Every time ‘Philly’s constant hitmaker’ announces an album, it brings excitement to all his avid listeners who, somehow, do not have any reservations as to the quality of the upcoming material. It is not that Kurt Vile has never released a disappointing song, it’s to do with his casual attitude, which is strung through every album and does not let true disappointment arise. Vile is not trying to blow anyone’s mind or become the next [insert name here]; he remains laid back and kind. This means that even his blander tracks to go down smoothly and still leave the listener hungry to hear what’s next. It helps that Vile’s own brand of psychedelic folk and country spliced with post-punk influences is the perfect vehicle for just that kind of attitude.
(watch my moves) is Kurt Vile’s first full LP since 2018’s rather somber Bottle It In. We inevitably see it as his first post-Covid record, and it seems that Vile is fully aware of that so he has delivered a set of songs to have ‘life go on’ to. The album, compared to its predecessors, sounds a lot more lonesome in tone, and most of it was recorded by Vile in his home studio by himself, although there are quite a few guest appearances here. With (watch my moves), Kurt is reaching out to his friends (such as the band Chastity Belt, Cate Le Bon and Warpaint’s Stella Mozgawa, who returns on drums for some tracks), something we were all looking to do during the pandemic.
Musically, the Vile’s signature moves are recognisable and reliably enjoyable. However, a few less common approaches are also present. His cover of the Bruce Springsteen deep cut “Wages of Sin” turns into something so undetachable from his own style that, if you didn’t know it was The Boss’ originally, you’d easily assume was a KV original. There’s also “Jesus On the Wire”, sounds surprisingly more like a classic folk track, but with the Kurt Vile touch and additional beautiful vocals and piano from Cate Le Bon. The first single in promotion of (watch my moves), “Like Exploding Stones”, is a musical bridge between the more somber and experimental Bottle It In and a return-to-roots freshness that characterises this album.

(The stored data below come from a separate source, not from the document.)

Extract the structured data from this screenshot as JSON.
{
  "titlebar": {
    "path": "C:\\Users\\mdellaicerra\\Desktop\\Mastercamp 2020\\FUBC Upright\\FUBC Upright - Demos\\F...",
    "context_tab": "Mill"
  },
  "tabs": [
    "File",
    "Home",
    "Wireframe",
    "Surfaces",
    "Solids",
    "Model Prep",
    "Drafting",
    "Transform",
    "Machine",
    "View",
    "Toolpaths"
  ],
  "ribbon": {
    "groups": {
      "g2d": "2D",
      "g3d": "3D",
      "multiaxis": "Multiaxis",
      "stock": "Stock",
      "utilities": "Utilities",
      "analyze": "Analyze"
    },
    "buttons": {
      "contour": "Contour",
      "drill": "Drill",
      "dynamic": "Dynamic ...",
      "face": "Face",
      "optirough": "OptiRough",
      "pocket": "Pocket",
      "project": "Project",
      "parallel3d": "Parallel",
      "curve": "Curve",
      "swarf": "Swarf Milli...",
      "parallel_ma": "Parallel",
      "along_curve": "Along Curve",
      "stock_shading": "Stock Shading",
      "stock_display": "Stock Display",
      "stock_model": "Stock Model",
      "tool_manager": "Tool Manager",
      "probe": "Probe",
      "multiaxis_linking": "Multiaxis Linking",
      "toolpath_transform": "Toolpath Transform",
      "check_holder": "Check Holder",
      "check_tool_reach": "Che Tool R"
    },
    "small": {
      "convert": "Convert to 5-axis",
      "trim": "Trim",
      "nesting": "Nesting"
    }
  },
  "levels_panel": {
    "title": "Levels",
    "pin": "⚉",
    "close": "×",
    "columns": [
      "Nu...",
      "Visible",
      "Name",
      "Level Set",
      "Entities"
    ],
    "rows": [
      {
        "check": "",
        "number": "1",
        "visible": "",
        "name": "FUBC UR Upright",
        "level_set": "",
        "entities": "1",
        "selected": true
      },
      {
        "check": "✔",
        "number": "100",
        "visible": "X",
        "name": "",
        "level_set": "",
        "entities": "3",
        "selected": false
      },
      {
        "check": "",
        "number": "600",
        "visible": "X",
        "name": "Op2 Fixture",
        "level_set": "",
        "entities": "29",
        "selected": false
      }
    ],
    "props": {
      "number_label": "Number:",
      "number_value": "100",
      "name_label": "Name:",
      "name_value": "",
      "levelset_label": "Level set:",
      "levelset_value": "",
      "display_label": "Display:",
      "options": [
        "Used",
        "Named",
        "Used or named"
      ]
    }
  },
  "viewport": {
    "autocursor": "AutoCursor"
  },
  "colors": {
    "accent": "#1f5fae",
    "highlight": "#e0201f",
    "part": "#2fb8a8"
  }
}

An unmissable track is “Mount Airy Hill (Way Gone”, which Vile considers the centrepiece and most important composition of the record. It sounds like a mantra that repeats over and over with Vile vocally jumping octaves, but, despite seemingly simply constructed, it subtly seeps into the listener’s subconscious, evoking imagery of various dances. There’s a beautiful freedom in the closing of each verse, Vile going from a baritone to a falsetto: “I’m gooooone”.
The lyrics on (watch my moves) are both about where an artists finds themselves in a pandemic and how to not pat attention to it. On “Jesus on the Wire”, Vile delivers lessons to the modern man: “I’d like to teach him what it’s like to be alone”. He leans into his aimlessness on “Fo Sho” where he repeats “Prob’ly gonna be another long song”, indicating he has nowhere to go and nobody to see (although it fades out before five minutes, actually making it among the shortest on this 15-track, 74 minute record). There is also something haunting about “Mount Airy Hill” where he sings: “Been around but now I’m gone”. Vile wants you know he feels how we feels. It feels like this is what happened to us, doesn’t it? We were all there all together and then it was gone.
However, none of this feels sad; it is upholding the idea that life goes on. With (watch my moves), we don’t feel afraid of the unknown, it’s more like welcoming what’s coming next at an even faster pace. And that is Vile’s ethos in general: life goes on constantly and the search for a place in it can be in a major key. We have heard many albums about the pandemic and life within it, but this is more about about life after it; how to pick up the pieces of the lives we had before it and transform them into this new life that just relentlessly goes on. Vile’s music is attuned to the unrelenting progression of life.